Every one of Amrita’s essential oils has been verified for purity and authenticity by gas chromatography (GC). After 14 years of analyzing essential oils, Christoph emphatically states, "An in-house gas-chromatographic laboratory is an absolute necessity to ensure the purity and effectiveness of essential oils and essential oil products."

Testing every essential oil batch when it arrives, as we do at Amrita, would be cost-prohibitive for an essential oil company that has to rely on an outside GC lab. And spot-testing, or simply relying on vendors’ information, is not sufficient to ensure the purity of the oils. The detection of "nature-identical compounds" of synthetic origin often requires chiral column analysis.
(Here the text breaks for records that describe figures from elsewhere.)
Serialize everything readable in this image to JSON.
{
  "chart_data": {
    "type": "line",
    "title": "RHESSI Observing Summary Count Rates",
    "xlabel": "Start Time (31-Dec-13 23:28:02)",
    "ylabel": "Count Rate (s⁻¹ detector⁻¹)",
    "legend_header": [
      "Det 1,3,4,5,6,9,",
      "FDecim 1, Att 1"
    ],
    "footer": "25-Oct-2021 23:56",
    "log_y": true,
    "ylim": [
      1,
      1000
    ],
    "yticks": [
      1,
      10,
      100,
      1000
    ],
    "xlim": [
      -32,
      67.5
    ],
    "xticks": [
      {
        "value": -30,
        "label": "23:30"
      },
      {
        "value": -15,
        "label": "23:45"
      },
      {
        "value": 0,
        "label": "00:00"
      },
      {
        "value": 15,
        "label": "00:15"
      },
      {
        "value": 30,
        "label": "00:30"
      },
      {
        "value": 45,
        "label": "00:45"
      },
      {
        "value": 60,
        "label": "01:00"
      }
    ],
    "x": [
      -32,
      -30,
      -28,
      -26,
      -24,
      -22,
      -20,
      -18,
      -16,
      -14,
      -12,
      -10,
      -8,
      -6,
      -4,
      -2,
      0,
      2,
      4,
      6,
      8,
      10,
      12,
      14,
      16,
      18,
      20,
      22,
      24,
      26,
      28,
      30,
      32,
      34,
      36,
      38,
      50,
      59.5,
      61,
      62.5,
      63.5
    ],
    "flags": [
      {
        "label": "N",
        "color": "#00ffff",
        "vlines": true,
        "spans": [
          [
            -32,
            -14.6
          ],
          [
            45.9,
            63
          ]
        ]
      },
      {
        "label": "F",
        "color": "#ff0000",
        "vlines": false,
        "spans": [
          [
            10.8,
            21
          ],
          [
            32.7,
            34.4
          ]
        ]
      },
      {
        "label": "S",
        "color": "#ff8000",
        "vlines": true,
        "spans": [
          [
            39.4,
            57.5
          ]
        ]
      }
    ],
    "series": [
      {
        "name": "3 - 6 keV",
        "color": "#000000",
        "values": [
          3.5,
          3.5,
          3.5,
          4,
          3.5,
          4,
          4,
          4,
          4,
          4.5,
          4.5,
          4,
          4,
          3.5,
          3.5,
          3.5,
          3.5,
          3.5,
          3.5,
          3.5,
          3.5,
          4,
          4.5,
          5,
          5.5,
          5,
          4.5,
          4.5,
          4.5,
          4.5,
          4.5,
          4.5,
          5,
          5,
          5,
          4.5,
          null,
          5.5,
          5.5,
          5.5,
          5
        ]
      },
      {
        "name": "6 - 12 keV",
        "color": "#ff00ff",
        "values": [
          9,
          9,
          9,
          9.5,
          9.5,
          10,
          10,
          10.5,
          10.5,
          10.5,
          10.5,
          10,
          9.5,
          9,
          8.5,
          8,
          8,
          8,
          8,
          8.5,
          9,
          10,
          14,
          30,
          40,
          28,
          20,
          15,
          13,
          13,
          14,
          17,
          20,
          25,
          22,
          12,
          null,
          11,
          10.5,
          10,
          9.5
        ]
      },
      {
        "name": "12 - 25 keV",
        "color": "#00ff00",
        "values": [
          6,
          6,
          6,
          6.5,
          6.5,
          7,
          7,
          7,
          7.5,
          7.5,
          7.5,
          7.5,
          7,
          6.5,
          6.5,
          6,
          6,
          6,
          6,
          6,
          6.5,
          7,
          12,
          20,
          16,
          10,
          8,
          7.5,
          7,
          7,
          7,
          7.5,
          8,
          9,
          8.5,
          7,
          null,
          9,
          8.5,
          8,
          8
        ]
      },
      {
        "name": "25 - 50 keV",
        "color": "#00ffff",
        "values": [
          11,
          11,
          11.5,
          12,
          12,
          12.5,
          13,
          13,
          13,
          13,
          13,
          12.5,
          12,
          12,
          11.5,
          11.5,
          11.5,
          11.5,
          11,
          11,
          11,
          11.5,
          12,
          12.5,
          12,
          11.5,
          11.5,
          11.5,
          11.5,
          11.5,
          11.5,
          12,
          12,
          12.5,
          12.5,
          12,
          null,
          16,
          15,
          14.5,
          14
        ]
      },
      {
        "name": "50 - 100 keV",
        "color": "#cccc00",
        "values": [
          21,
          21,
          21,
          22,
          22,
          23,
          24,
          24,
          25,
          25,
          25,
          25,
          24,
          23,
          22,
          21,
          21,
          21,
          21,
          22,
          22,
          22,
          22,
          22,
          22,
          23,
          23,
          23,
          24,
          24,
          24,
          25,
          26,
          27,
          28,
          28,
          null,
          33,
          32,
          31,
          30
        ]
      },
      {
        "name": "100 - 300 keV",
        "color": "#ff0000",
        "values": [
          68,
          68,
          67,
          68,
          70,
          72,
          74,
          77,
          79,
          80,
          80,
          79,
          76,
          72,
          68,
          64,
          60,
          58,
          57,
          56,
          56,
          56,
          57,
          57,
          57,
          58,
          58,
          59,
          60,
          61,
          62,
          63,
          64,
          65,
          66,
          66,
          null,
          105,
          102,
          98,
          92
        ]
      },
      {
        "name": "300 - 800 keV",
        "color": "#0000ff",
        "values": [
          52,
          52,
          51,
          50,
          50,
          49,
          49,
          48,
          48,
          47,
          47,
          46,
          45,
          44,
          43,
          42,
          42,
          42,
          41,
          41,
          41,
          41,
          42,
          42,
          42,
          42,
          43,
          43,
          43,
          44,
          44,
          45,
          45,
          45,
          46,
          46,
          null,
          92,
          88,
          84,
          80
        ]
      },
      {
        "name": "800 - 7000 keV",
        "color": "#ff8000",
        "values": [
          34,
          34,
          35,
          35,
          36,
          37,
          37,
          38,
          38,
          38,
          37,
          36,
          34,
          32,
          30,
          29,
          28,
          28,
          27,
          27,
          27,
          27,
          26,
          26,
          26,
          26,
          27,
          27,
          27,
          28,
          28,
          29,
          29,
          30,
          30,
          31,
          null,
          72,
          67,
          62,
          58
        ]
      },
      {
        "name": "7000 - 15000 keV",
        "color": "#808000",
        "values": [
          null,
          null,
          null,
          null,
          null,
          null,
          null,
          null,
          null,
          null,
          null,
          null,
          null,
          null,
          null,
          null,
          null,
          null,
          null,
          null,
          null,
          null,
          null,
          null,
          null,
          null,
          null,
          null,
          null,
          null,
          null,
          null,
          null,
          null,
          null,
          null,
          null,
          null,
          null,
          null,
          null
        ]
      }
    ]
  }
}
Every Essential Oil Batch Must Be Screened by Gas-Chromatography


Gas-chromatographic screening of every batch is necessary, therefore, to ensure that the oil has not been cut with alcohol or any other solvent and does not include so-called “nature identical” laboratory-produced compounds. It verifies not only that the oil is 100% natural but also that it is distilled from the correct botanical species, subspecies and chemotype.


Amrita selects only properly distilled, unadulterated, 100% botanical essential oils. We do not accept oils that have been rectified, peroxidized, decolorized, deterpenized, denatured, reconstituted or mixed with other essential oils, lipids, alcohol or other chemical compounds.

There is only one exception: One of Amrita’s four eucalyptus oils (Eucalyptus globulus, No. 3422) is moderately rectified. We found that a moderate rectification of Eucalyptus globulus still offers the desired results; however, we also offer the completely unrectified oil. Unfortunately, more than 99% of all eucalyptus oils on the market today are heavily rectified and therefore therapeutically useless.


GC Testing Is the Only Way to Determine an Oil's Therapeutic Value

Furthermore, Amrita uses gas chromatography to verify that every oil contains the necessary chemical profile to ensure its therapeutic usefulness. Sometimes GC testing is the only way to determine the therapeutic value of an essential oil.

For example, we do not accept German chamomile oil of the alpha bisabolol oxide chemotype. Although this is the most common variety of German chamomile, from a therapeutic point of view it is fairly useless because it lacks anti-inflammatory properties. In order for chamomile oil to be anti-inflammatory, it needs to contain a significant amount of alpha bisalolol (rather than the alpha bisabolol oxide type).